Ferguson told him of the girl. The manager's lips straightened. A grim humor shone from his eyes.
"You stayed there over night?" he questioned.
"I reckon I stayed there. It was in a cabin down at a place which I heard the girl say was called 'Bear Flat.' I didn't ketch the name of the man."
Stafford grinned coldly. "I reckon they didn't know what you was comin' over here for?"
"I didn't advertise," returned Ferguson quietly.
"If you had," declared Stafford, his eyes glinting with a cold amusement, "you would have found things plum lively.
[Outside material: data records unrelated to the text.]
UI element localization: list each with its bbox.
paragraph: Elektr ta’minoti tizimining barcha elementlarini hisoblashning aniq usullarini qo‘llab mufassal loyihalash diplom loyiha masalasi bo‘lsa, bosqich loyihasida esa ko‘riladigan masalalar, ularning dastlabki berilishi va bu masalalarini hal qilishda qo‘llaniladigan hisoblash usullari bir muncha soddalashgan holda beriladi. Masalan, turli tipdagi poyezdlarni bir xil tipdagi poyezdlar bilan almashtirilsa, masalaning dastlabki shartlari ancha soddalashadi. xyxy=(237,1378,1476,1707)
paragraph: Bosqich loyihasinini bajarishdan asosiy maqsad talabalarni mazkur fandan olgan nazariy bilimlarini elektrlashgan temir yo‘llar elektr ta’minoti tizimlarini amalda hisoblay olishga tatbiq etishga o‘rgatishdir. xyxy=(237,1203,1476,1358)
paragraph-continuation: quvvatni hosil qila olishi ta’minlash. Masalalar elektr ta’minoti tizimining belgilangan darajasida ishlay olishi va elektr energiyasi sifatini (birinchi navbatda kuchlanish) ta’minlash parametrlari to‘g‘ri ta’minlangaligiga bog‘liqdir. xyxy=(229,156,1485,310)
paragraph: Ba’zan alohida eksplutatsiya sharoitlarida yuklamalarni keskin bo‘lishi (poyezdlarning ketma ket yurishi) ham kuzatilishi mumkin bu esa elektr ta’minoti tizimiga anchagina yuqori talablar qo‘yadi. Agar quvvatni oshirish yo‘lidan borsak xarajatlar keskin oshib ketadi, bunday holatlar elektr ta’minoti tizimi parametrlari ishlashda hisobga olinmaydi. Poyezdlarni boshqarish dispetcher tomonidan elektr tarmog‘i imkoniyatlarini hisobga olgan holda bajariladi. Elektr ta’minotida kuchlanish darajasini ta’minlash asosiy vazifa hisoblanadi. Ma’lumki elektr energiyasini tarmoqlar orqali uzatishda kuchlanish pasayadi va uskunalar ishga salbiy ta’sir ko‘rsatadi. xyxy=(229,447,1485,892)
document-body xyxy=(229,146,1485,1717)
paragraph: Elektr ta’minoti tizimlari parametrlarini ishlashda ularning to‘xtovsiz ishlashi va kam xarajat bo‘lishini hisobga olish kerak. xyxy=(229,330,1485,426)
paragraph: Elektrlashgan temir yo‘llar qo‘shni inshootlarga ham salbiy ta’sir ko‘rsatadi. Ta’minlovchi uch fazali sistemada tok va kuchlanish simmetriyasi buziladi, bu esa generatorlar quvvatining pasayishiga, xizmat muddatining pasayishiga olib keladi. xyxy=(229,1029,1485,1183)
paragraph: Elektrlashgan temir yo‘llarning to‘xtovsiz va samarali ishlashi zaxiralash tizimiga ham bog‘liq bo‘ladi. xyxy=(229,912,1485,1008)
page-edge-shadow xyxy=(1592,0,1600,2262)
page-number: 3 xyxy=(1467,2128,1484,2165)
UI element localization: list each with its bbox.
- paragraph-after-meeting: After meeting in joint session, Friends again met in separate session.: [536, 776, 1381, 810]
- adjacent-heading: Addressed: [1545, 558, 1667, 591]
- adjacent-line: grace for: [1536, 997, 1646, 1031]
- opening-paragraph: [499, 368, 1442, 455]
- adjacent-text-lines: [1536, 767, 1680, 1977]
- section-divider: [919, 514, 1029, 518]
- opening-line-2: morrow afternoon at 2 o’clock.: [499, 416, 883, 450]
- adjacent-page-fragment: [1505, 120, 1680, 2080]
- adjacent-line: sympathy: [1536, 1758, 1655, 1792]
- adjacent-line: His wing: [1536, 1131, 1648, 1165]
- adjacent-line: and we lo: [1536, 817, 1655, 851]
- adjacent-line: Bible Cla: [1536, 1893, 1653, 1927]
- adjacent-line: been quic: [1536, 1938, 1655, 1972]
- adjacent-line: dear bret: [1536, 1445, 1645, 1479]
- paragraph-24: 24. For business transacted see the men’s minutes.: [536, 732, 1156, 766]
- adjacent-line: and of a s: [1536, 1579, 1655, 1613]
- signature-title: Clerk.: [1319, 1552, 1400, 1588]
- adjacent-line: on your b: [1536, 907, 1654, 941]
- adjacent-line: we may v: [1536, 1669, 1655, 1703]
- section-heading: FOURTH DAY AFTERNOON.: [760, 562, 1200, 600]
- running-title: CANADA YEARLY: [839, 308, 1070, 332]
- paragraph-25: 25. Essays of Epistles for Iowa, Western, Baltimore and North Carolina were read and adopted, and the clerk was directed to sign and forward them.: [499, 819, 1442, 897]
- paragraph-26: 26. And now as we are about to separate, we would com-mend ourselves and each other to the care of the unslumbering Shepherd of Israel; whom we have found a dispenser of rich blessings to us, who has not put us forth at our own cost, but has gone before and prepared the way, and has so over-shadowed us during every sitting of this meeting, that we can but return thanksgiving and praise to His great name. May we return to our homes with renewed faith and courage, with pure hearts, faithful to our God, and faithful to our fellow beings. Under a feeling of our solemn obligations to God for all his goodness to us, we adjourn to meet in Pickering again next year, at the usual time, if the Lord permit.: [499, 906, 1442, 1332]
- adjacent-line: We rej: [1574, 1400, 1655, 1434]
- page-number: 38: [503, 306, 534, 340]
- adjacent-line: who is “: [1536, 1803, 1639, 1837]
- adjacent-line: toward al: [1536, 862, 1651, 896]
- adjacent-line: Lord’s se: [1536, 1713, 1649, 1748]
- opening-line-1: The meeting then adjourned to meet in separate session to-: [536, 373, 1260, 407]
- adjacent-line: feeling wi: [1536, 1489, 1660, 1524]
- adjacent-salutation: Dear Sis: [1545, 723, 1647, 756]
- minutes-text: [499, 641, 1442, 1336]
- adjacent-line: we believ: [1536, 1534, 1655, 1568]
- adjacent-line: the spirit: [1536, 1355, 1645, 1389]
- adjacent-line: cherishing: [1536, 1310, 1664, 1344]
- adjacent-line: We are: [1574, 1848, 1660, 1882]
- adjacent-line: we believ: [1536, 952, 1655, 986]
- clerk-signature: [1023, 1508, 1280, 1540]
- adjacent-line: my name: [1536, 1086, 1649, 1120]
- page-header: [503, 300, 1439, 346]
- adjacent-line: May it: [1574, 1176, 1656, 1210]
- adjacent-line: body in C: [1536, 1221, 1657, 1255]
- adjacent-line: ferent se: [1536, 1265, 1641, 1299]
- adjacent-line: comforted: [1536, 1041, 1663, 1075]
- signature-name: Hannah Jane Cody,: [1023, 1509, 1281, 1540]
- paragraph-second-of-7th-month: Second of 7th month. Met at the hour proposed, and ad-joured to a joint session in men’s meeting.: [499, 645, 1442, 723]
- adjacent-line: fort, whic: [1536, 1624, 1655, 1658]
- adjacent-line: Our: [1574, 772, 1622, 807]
The man's name is Ben Radford. He's the man I'm hirin' you to put out of business!"
For all Stafford could see Ferguson did not move a muscle. Yet the news had shocked him; he could feel the blood surging rapidly through his veins. But the expression of his face was inscrutable.
"Well, now," he said, "that sure would have made things interestin'. An' so that's the man you think has been stealin' your cattle?" He looked steadily at the manager. "But I told you before that I wasn't doin' any shootin'."